Di klenteng Ini ketika di kunjungi yang tengah memainkan wayang Pho Tee Hi, kita sempat berdiri agak lama di depan tempat pentas wayang Pho Tee Hi ini, yang cara memainkannya menyerupai boneka si Unyil, namun sangat di sayangkan tidak bisa menangkap jalan ceritanya, karena isi jalan ceritanya menceritakan tentang peperangan pada waktu dulu kalah, di sekitar pentas wayang kita melihat  terdapat banyaknya batang-batang hio tertancap di hio lo ( sebuah tempat hio ) berbentuk trapesium. Kebanyakan hio lo ( sebuah tempat hio ) yang kita jumpai berbentuk bulat, dengan ukiran naga di kanan kirinya.

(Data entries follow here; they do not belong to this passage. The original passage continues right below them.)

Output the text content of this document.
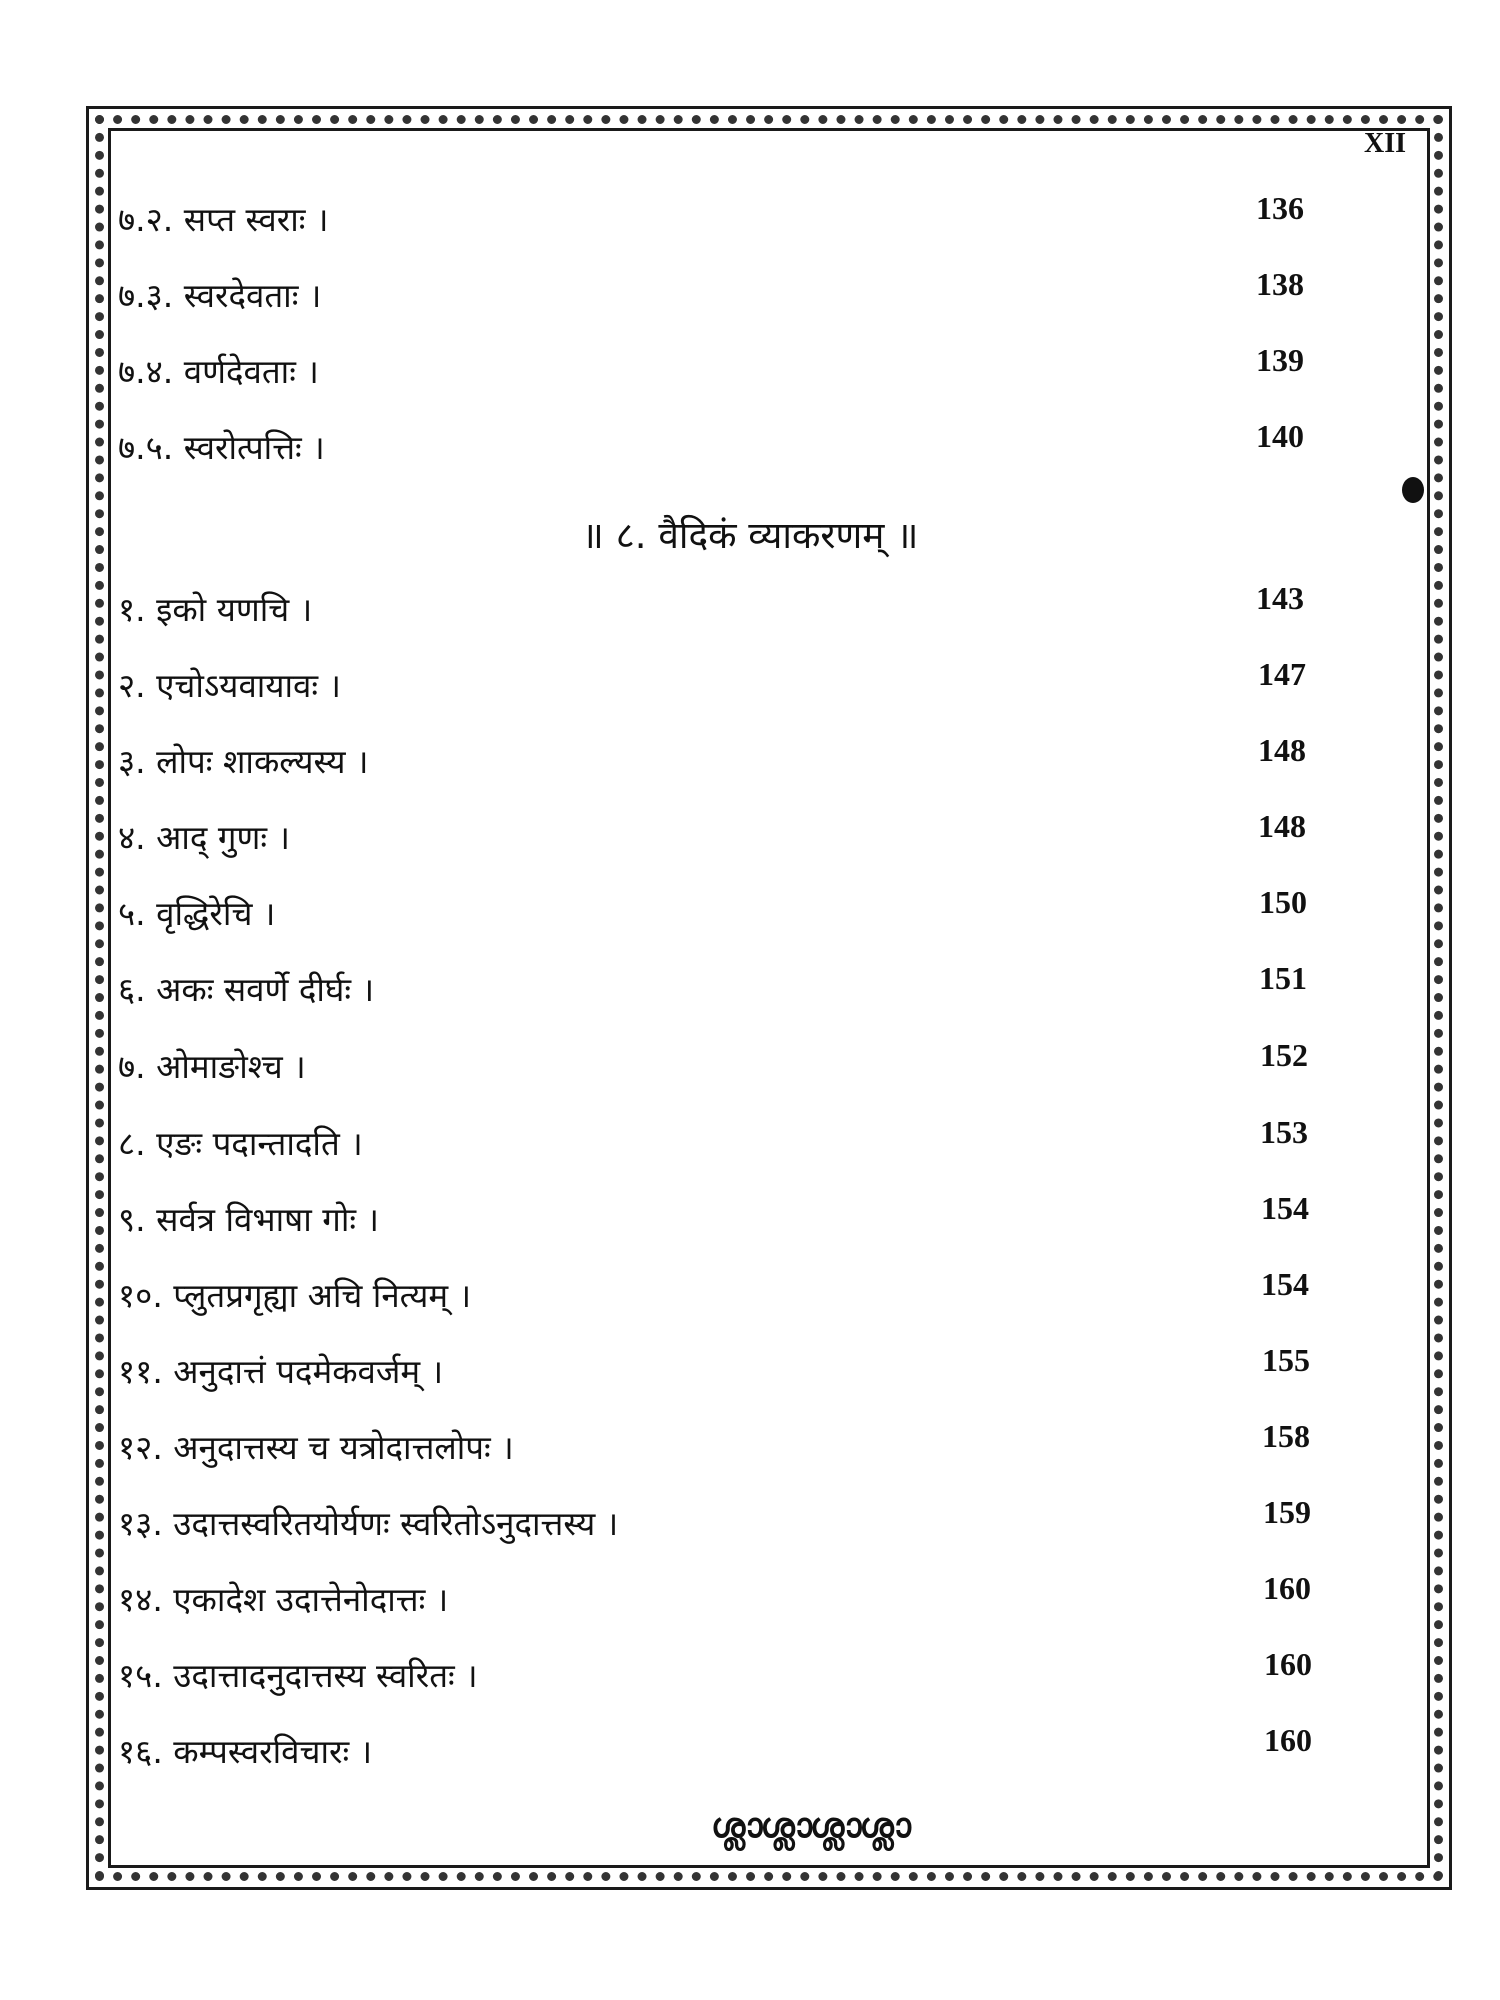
XII
७.२. सप्त स्वराः ।	136
७.३. स्वरदेवताः ।	138
७.४. वर्णदेवताः ।	139
७.५. स्वरोत्पत्तिः ।	140
॥ ८. वैदिकं व्याकरणम् ॥
१. इको यणचि ।	143
२. एचोऽयवायावः ।	147
३. लोपः शाकल्यस्य ।	148
४. आद् गुणः ।	148
५. वृद्धिरेचि ।	150
६. अकः सवर्णे दीर्घः ।	151
७. ओमाङोश्च ।	152
८. एङः पदान्तादति ।	153
९. सर्वत्र विभाषा गोः ।	154
१०. प्लुतप्रगृह्या अचि नित्यम् ।	154
११. अनुदात्तं पदमेकवर्जम् ।	155
१२. अनुदात्तस्य च यत्रोदात्तलोपः ।	158
१३. उदात्तस्वरितयोर्यणः स्वरितोऽनुदात्तस्य ।	159
१४. एकादेश उदात्तेनोदात्तः ।	160
१५. उदात्तादनुदात्तस्य स्वरितः ।	160
१६. कम्पस्वरविचारः ।	160
ശ്ലാശ്ലാശ്ലാശ്ലാ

Hio lo ( sebuah tempat hio ) yang diletakkan di depan pintu kelenteng biasanya adalah hio lo Thian (Tuhan), yang berkaki tiga, berbentuk bulat dan berukir naga. Hio lo Thian ini harus digantung atau diletakkan pada sebuah alas yang lebih tinggi posisinya dari lantai pada bangunan utama kelenteng dengan pilar-pilar naga, lampu minyak, deretan tempat-tempat lilin berbentuk bulat, dan pernak-pernik kelenteng lainnya.

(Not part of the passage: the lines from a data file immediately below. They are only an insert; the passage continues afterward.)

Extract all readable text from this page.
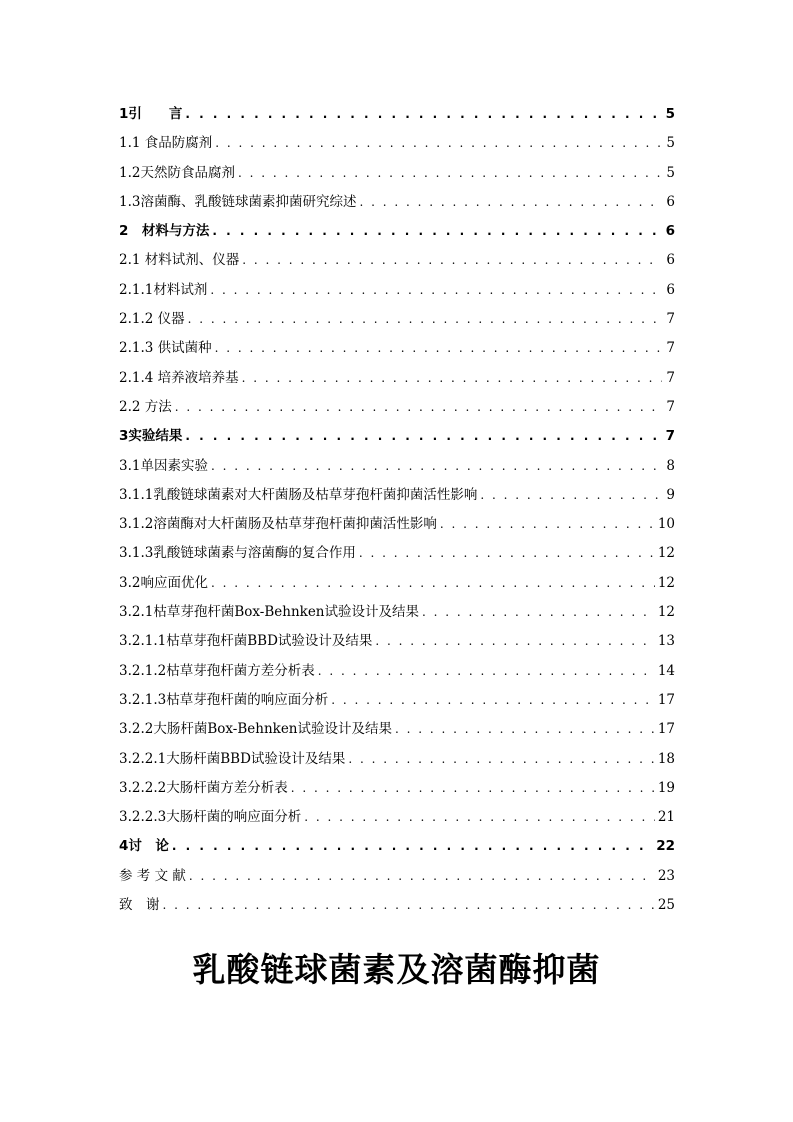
1引　　言 . . .	5
1.1 食品防腐剂 . . .	5
1.2天然防食品腐剂 . . .	5
1.3溶菌酶、乳酸链球菌素抑菌研究综述 . . .	6
2　材料与方法 . . .	6
2.1 材料试剂、仪器 . . .	6
2.1.1材料试剂 . . .	6
2.1.2 仪器 . . .	7
2.1.3 供试菌种 . . .	7
2.1.4 培养液培养基 . . .	7
2.2 方法 . . .	7
3实验结果 . . .	7
3.1单因素实验 . . .	8
3.1.1乳酸链球菌素对大杆菌肠及枯草芽孢杆菌抑菌活性影响 . . .	9
3.1.2溶菌酶对大杆菌肠及枯草芽孢杆菌抑菌活性影响 . . .	10
3.1.3乳酸链球菌素与溶菌酶的复合作用 . . .	12
3.2响应面优化 . . .	12
3.2.1枯草芽孢杆菌Box-Behnken试验设计及结果 . . .	12
3.2.1.1枯草芽孢杆菌BBD试验设计及结果 . . .	13
3.2.1.2枯草芽孢杆菌方差分析表 . . .	14
3.2.1.3枯草芽孢杆菌的响应面分析 . . .	17
3.2.2大肠杆菌Box-Behnken试验设计及结果 . . .	17
3.2.2.1大肠杆菌BBD试验设计及结果 . . .	18
3.2.2.2大肠杆菌方差分析表 . . .	19
3.2.2.3大肠杆菌的响应面分析 . . .	21
4讨　论 . . .	22
参 考 文 献 . . .	23
致　谢 . . .	25
乳酸链球菌素及溶菌酶抑菌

Di dalam Klenteng Hong Tiek Hian juga terdapat genta (lonceng) dan Tambur, dimana 2 alat ini berfungsi sebagai persiapan sebelum dimulainya sebuah perayaan sembahyangan, atau dibeberapa tempat lainnya dapat diartikan untuk memberitahukan kepada para Shen Ming bahwa akan ada sebuah peribadatan (acara sembahyangan),  dipercaya juga suara genta dan tambur dapat terdengar sampai dialam lain, selain alam manusia. Jumlah pukulan genta biasa nya disesuaikan dengan waktu dimulainya upacara sembahayangan. Sementara, di lantai 2 terdapat Altar untuk Buddha, Dewi Kwan In dan beberapa dewi-dewi lainnya. Selain itu meja Altar dihias ornament sesuai dengan Shen Ming yang berada diatasnya, missal kan Shen tersebut termasuk/mendapat gelar raja maka biasa dipasang atribut Liong (Naga), untuk Altar Buddha biasa di pasang atribut teratai dan lain-lain.Pembangunan klenteng ini terjadi berkenaan dengan ekspedisi Pasukan Tar Tar yang berasal dari Mongolia. Meskipun pada akhirnya Pasukan Tar Tar yang merupakan utusan Kubilai Khan berhasil dipukul mundur prajurit Majapahit, Klenteng Hong Tiek Hian ini masih berdiri kokoh hingga kini. Klenteng tertua di Surabaya ini juga dikenal sebagai lokasi pusat peribadatan warga Tionghoa di kota Pahlawan. Terlebih pada saat merayakan hari besar seperti Hari Imlek. Bangunan ini pun bakal diramaikan oleh orang-orang Tionghoa dari berbagai penjuru Surabaya.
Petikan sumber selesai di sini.